If you’re looking for an aperitivo bottle that both looks and feels high-quality, look no further. St. Agrestis immediately sparked our interest. The conical bottle exceeds in whimsical maximalist design as a stud-like glass relief wraps around the bottom third, a pink label with geometric metallic blue patterns provides us with our information, a leather tab with a bronzo logo fastener precedes the top of the bottle, and a delightfully heavy bronze and marble-like cork tops it all off. Evidently, there’s a lot going on, but it works really well.
If you’re into bitter aperitivos, this beverage is delicious on its own. It’s not as bitter as the St.
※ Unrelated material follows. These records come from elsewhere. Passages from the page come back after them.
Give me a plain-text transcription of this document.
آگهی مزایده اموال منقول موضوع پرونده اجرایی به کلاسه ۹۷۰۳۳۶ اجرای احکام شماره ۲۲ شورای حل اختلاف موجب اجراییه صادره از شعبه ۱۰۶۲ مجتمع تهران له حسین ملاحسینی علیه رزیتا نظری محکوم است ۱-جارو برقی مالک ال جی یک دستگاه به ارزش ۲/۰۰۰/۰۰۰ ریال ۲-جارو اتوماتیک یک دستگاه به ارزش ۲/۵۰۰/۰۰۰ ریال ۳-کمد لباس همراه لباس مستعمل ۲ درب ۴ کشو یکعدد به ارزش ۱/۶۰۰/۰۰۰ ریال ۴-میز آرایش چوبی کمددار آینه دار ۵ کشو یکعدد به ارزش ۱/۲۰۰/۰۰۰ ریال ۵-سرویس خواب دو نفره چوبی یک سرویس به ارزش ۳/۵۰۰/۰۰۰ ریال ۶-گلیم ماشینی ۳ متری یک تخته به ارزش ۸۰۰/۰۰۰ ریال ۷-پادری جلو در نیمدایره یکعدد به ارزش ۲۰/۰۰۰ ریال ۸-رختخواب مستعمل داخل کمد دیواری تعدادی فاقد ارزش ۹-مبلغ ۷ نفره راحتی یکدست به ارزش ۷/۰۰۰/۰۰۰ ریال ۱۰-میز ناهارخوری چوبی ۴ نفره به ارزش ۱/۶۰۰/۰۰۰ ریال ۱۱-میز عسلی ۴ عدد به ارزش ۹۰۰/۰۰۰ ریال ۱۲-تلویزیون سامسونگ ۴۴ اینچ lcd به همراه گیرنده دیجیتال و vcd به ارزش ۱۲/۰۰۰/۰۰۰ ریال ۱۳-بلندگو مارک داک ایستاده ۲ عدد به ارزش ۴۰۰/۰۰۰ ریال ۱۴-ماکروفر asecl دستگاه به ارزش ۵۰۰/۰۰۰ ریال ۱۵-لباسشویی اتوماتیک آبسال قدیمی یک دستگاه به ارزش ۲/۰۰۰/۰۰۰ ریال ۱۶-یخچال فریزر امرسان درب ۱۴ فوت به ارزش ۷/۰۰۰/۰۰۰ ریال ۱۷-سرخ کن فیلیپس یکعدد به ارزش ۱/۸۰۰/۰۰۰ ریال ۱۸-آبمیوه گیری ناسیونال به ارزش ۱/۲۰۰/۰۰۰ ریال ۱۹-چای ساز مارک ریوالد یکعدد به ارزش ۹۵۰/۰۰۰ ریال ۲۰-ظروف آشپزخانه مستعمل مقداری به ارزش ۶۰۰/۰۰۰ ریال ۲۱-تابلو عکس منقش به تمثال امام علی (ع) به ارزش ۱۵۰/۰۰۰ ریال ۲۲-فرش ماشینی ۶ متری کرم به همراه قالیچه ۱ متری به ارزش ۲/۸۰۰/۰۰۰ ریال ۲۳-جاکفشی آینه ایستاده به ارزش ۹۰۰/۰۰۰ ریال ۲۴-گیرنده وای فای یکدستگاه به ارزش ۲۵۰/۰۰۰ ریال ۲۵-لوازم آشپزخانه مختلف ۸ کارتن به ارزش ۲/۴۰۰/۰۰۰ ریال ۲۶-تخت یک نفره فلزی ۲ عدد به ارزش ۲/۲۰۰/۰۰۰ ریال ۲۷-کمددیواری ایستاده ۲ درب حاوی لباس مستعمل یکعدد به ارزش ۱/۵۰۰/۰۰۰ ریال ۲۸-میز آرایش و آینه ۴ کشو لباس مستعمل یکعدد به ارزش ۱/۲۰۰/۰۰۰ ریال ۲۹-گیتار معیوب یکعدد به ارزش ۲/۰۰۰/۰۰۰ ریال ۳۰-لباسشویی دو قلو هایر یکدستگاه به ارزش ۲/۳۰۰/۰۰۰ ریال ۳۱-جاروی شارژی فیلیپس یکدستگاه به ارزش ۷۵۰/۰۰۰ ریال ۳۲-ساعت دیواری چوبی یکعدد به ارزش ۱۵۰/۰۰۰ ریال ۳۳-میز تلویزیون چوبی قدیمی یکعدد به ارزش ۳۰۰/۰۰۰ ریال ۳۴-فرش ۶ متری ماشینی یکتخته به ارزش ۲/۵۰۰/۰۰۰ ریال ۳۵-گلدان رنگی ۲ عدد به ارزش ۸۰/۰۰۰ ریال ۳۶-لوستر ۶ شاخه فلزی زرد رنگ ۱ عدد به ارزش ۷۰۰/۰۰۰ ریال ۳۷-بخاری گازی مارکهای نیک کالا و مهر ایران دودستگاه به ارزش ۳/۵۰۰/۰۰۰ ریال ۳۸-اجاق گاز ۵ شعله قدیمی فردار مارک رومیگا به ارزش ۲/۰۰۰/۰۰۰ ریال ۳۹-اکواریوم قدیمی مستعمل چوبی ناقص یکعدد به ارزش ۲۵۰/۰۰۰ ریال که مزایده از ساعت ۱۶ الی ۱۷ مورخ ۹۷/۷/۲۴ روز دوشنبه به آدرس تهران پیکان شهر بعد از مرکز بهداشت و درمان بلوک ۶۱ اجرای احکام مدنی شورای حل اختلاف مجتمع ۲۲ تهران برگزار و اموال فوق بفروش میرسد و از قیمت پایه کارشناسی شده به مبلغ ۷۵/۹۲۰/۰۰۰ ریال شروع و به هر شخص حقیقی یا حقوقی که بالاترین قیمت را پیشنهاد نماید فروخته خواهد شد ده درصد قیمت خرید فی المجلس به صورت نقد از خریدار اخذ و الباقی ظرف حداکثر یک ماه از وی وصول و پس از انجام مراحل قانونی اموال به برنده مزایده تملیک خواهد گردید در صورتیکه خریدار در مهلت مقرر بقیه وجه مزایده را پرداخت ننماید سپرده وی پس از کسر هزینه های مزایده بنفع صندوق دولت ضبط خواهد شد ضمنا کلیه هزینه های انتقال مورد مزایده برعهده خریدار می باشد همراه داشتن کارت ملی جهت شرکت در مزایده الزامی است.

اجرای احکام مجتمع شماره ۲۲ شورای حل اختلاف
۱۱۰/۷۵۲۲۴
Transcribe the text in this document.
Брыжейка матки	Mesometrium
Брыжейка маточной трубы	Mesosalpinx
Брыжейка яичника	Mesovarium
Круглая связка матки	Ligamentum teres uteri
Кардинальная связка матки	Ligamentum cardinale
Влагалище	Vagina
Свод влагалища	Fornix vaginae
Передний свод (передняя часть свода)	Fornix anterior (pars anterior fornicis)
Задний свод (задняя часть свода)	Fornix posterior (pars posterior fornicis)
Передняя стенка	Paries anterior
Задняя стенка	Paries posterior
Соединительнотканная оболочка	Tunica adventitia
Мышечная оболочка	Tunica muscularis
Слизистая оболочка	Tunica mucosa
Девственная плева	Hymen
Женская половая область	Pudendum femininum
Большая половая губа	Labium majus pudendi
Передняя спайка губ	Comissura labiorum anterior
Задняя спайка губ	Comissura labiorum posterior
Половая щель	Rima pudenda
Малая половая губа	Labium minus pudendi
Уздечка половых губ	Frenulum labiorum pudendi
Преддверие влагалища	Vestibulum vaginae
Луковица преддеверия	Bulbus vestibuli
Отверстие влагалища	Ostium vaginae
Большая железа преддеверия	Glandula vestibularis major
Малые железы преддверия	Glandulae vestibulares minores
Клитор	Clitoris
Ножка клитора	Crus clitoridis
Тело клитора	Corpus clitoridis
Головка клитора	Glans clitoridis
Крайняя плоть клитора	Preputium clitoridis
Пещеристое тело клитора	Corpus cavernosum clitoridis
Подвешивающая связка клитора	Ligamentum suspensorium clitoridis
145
Agrestis amaro, making it more digestible. The Inferno Bitter Aperitivo smells like spicy cinnamon, and is wonderfully warming in the throat. We find this ideal to use for a Negroni or any other bitter cocktail. St. Agrestis also sells a Negroni that comes in an adorable and transportable 100-milliliter bottle. If you want to impress your guests with a post-dinner drink, the Inferno bottle is for you.
Zuzu is a perfect example of a brand identity that is leaning into design trends in the best way (or at least our designers would say so). The Passion Fruit bottle’s monochromatic orange color scheme seems like a logical choice for the flavor. The label is warm like the sunny golden color of the liquid behind it, but doesn’t clash with it. The combination of duo-tone color treatment, sans serif justified text, and sporadic doodle markings are elements with which designers are increasingly familiar.
The agave-based drink itself tastes like a warm sunny day. The passion fruit, calamansi lime juice, and sea salt mix together to create a wonderfully balanced light and sweet drink with a doughy aftertaste. We thought the almost cookie-like aftertaste was fascinating and rare to find in a drink with such tropical flavor profiles. This drink is perfect for that friend who doesn’t really like the taste of alcohol, or for beer lovers looking to branch out into the low-alc, low-cal category.
While this design appealed to our art team, it is important to note that it’s not necessarily accessible for the average drinker. The inconsistent kerning of the justified text blocks can be difficult to navigate. Then again, maybe that’s the fun of it.